All I can say, is I'm sure this little girl's mommy & daddy are very proud of her. : )

Peace&Love

Saturday, January 14, 2012

The Face

I finally decided to blog this evening. I've struggled on what to write exactly.....trying to keep my post short -yet interesting. As most of you know I have been experiencing a block. I find a quiet moment in my home. Grand Central Station is rarely quiet and calm. but even then my mind goes blank. Except for this one thing that continues to flow through my mind.
But, do I write about it? Shouldn't I keep writing about my journey? Shouldn't I keep my blog post following my every move......after all that is how this So I begin- began.


We have been spoiled by the warm weather over the past few weeks. But one chilly afternoon I ran to Wal-Mart for a few items. I was alone. Which that itself is unusual, perhaps I should carry my journal with me for those quiet moments! I'm waiting 2 cars back at the traffic light. One must be alert because when the light turns green here in the metro area it's like the Indianapolis 500....people race to get to the next traffic light and if you are not ready.....you will get blown over by a Lexus SUV or a Mercede's sedan. Which isn't hard for my "hippy mom's" Subaru Forester. That afternoon I didn't worry about the Lexus running me over to get to Route 28. I couldn't take my eyes off of the man who stood on the concrete island at the traffic light. His face looked tired and his clothes were soiled. He was wearing appropriate clothing for this chilly Tuesday afternoon. His recycled cardboard sign said: "HOMELESS". That was it. No "WILL WORK FOR FOOD" or "NEEDS A JOB".

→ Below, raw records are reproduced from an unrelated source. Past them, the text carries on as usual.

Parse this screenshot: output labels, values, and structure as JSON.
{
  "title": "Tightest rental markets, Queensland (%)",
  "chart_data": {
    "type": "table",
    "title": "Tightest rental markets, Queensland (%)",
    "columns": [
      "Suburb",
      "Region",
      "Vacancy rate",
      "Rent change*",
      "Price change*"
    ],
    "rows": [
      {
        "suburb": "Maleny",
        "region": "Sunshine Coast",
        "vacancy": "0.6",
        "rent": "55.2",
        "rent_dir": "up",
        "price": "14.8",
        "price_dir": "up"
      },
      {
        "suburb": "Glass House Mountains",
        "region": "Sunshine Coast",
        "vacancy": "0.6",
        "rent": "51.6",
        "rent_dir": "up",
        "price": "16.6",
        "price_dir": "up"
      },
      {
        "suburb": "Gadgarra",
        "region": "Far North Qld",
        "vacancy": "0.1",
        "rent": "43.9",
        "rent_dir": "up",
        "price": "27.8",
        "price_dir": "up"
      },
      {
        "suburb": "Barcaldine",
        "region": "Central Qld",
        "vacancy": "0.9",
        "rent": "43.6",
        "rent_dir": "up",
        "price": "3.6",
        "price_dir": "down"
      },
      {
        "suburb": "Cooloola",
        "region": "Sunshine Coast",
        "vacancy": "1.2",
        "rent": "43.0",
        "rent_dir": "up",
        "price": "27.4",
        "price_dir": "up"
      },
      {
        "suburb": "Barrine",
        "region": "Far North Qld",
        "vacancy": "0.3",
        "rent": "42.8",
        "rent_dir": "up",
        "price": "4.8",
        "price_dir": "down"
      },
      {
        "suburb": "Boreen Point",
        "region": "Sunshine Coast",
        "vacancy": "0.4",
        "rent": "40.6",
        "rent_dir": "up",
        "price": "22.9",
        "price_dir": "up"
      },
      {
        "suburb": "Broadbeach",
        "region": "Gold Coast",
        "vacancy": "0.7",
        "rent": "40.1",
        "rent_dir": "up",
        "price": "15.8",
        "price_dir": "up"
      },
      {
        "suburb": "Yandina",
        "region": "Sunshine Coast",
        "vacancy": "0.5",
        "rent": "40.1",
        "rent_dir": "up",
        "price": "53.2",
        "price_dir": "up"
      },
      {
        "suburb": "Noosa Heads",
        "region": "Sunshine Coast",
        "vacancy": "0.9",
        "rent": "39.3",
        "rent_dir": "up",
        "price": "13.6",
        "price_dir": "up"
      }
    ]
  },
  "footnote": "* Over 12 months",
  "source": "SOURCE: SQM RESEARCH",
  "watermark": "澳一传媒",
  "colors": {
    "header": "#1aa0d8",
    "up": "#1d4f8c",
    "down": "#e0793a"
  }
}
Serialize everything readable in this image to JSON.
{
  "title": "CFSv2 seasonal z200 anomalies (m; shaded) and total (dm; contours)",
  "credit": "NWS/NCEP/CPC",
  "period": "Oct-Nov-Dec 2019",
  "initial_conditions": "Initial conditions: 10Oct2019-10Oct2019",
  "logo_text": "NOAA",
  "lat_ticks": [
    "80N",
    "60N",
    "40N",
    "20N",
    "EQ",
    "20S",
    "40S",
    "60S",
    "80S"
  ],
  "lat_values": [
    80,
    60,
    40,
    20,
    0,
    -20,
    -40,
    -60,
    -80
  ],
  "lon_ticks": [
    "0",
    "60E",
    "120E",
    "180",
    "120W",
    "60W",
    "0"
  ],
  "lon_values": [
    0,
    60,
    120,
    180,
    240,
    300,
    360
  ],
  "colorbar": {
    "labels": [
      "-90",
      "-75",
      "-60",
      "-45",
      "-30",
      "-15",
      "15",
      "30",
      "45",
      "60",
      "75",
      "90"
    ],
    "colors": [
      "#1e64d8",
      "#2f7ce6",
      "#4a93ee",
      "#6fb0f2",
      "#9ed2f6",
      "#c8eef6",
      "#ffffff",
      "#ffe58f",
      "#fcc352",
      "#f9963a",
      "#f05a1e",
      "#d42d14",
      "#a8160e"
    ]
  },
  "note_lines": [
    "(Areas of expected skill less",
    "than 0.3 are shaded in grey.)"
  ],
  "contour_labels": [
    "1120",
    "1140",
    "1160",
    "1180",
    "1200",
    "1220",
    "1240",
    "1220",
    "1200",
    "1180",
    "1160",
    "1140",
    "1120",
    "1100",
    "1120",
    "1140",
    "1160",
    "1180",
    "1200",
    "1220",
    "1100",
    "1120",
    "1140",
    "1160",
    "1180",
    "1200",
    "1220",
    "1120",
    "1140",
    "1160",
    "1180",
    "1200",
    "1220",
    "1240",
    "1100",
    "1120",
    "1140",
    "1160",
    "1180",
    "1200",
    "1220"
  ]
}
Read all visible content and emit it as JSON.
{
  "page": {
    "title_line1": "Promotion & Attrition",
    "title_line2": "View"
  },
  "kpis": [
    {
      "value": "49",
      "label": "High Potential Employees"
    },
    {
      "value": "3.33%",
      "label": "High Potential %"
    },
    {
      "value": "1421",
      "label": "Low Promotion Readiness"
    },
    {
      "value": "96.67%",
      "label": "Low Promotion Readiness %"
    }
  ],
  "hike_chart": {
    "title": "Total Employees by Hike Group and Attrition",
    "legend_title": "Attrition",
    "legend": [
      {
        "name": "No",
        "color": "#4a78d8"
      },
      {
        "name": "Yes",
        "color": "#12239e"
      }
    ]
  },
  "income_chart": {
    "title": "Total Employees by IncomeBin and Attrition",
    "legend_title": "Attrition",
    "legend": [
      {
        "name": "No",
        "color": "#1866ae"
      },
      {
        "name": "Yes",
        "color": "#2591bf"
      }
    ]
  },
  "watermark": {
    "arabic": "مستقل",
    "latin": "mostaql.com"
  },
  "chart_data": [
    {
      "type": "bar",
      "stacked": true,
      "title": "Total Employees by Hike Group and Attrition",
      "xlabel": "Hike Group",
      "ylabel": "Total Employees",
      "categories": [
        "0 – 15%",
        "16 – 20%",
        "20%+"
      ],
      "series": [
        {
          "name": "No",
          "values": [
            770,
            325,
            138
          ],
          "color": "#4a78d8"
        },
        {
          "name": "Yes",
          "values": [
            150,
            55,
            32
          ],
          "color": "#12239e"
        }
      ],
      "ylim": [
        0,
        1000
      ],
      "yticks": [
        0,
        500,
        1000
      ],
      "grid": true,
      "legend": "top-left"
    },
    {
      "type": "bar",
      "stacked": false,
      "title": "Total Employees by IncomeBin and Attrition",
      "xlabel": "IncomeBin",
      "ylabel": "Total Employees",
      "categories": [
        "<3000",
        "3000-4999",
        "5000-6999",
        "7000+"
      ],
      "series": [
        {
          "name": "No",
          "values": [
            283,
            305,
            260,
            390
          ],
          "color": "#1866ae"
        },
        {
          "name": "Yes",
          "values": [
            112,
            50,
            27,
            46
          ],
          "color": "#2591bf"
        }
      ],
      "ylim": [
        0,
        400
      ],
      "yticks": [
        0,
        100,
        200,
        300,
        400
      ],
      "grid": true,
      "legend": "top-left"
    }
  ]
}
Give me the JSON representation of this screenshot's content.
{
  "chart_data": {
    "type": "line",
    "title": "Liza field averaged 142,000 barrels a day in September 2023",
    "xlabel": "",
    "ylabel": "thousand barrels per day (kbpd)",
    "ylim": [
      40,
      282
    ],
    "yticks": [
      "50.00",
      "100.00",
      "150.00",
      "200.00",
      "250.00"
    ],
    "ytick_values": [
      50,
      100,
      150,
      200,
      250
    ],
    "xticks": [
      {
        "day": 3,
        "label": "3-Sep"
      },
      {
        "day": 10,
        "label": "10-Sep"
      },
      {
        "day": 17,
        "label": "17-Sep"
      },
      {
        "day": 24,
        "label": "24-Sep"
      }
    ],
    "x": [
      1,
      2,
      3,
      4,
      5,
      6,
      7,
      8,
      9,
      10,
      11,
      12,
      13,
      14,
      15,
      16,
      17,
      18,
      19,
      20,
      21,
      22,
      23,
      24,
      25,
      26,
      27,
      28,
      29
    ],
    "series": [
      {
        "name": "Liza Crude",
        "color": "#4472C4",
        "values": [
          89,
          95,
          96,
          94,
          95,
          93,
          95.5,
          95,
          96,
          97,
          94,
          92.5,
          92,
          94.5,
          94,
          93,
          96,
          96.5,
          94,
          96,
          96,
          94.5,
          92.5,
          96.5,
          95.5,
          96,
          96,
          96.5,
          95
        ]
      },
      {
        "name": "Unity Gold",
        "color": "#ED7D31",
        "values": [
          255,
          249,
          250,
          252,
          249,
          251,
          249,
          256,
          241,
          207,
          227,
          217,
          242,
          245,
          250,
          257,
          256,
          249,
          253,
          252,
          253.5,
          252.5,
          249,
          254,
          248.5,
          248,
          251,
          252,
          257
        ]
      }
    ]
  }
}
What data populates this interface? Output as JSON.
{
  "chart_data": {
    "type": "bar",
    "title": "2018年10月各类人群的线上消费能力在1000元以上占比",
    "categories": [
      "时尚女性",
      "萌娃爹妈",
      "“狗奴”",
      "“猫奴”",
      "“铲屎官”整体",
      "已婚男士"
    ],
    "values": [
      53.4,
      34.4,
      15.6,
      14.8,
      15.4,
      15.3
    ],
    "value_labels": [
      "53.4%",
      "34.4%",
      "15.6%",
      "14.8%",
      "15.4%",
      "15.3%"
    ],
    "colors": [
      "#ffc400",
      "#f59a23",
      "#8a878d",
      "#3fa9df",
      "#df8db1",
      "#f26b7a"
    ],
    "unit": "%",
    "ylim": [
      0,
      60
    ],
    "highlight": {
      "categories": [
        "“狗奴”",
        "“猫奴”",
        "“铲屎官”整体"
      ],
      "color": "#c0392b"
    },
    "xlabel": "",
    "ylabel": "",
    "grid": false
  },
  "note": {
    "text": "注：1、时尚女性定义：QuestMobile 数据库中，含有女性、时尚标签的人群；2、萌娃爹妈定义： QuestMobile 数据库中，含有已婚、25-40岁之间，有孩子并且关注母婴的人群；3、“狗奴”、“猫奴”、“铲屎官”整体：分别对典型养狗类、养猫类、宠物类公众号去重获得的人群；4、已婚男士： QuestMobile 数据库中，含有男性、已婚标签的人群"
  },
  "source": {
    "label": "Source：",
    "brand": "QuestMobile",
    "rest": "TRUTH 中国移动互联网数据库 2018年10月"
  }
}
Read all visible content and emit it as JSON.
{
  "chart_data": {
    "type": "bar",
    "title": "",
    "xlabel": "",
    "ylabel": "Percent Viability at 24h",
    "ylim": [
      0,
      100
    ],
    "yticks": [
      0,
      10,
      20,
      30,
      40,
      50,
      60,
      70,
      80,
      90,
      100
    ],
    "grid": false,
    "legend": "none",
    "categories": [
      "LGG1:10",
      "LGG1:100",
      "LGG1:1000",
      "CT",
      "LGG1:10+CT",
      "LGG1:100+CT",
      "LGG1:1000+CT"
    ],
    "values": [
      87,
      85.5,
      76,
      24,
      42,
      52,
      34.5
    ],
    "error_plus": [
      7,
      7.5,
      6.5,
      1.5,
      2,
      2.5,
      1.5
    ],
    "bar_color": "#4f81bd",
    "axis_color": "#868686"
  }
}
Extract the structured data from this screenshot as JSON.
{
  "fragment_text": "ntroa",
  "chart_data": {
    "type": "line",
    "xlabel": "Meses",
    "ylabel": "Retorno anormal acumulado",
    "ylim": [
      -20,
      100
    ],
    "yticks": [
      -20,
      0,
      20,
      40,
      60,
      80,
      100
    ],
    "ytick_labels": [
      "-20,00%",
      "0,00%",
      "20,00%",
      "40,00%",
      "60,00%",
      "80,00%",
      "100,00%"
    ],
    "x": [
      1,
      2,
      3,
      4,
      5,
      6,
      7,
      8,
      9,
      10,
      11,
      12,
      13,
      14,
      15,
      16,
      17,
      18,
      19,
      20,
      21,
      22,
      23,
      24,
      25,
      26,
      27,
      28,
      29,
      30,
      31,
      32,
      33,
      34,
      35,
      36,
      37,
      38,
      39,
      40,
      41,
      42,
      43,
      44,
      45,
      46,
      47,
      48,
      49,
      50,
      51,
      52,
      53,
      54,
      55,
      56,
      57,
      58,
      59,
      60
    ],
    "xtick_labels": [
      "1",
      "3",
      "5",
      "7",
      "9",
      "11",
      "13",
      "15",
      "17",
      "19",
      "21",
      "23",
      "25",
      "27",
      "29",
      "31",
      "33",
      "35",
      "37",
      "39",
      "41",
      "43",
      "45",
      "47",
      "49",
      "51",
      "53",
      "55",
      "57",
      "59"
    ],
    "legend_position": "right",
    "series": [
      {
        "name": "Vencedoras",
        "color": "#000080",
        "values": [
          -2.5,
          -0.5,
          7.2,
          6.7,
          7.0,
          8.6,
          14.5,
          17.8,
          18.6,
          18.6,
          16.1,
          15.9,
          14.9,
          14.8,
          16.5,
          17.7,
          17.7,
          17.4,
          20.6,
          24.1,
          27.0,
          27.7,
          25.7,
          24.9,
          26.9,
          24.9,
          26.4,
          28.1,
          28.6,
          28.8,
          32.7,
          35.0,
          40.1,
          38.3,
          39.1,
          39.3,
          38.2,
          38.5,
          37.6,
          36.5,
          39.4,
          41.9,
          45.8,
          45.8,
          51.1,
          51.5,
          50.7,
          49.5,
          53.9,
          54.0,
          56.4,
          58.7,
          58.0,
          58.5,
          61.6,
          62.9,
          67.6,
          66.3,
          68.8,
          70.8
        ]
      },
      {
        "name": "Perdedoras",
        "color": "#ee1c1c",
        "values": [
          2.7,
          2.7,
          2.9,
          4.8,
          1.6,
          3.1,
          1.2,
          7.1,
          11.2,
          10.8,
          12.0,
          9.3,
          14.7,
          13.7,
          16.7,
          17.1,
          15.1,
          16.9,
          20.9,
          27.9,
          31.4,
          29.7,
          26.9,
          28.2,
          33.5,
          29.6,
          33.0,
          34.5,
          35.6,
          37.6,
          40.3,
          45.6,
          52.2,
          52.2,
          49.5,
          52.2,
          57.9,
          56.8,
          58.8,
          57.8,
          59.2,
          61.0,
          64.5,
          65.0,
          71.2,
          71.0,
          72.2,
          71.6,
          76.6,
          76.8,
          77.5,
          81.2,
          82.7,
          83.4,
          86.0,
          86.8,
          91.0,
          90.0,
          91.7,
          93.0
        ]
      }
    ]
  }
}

I've seen faces like this over and over, a dozen times over when I worked as a case worker in the city's homeless shelter. I've watched people come and go with all kinds of "Reason #1's"
This man shouldn't affect me like I've never seen a homeless person before. After all, my most memorable client, "Ginny" the 80 year old street rat placed me in the case workers "Hall of Fame"! Joking of course....but Ginny certainly made each day either a disaster or a delight.

So why am I unable to erase this mans face away from my memory. The man who pulled up beside me on Route 7 in his sporty little BMW looked like the homeless man. The young man who bagged my groceries at Wegmans had his face! Even one night as I'm trying to watch the weather channel there he was reporting DC's forecast for the weekend!
Football Superstar listens with compassion. But he can't erase the face from my mind.

You may be wondering why I'm writing about my attempt to forget a man's face that I never met. You may be wondering why it is affecting me like it is. If you figure it out....call me because I would love to know!
All I can say is as we drive each day to our destination(s), we are absorbed. With what to order at Starbucks. We are driven my earning more money. We are obsessed with reality shows and or entertainers who are behaving badly. At work all I hear about is the Republican party candidates. Sorry...but it's like "Who's Coo-coo for Cocoa Puffs". I'm just as guilty of placing "something" in the center of my day. Chocolate comes to mind. My Subaru will blow over the Lexus for that very reason.

Was he someones father?
Was he someones husband? Or Is he?
Is he ill (mentally/physically)?
He's alone.
He's someones son.

I didn't want to think he did something such as a crime.

I've tried to place issues aside just so I can raise my children, be a wife, go to work without having some sort of "current event" tripping me. I'm always trying to get to the bottom of something. Why can't I "save" or fix it.
Subjects such as racism, teen pregnancy, suicide, child abuse, animal abuse and homelessness have been on my "To Do" list for many many years.

These past few days I've been able to do just that. I placed those topics aside. I may hear or witness a gripping story. I may be saddened by the fire that destroyed a home in DC. But with all this I still can't erase that face......the face that didn't look angry or sad. Even though he looked tired he did not appear to be anxious. He almost looked- peaceful.
Someone mentioned to me perhaps he was testing his fellow NoVa's to see who would stop.
I don't know...... Maybe I'm not to know. Maybe I'm to do.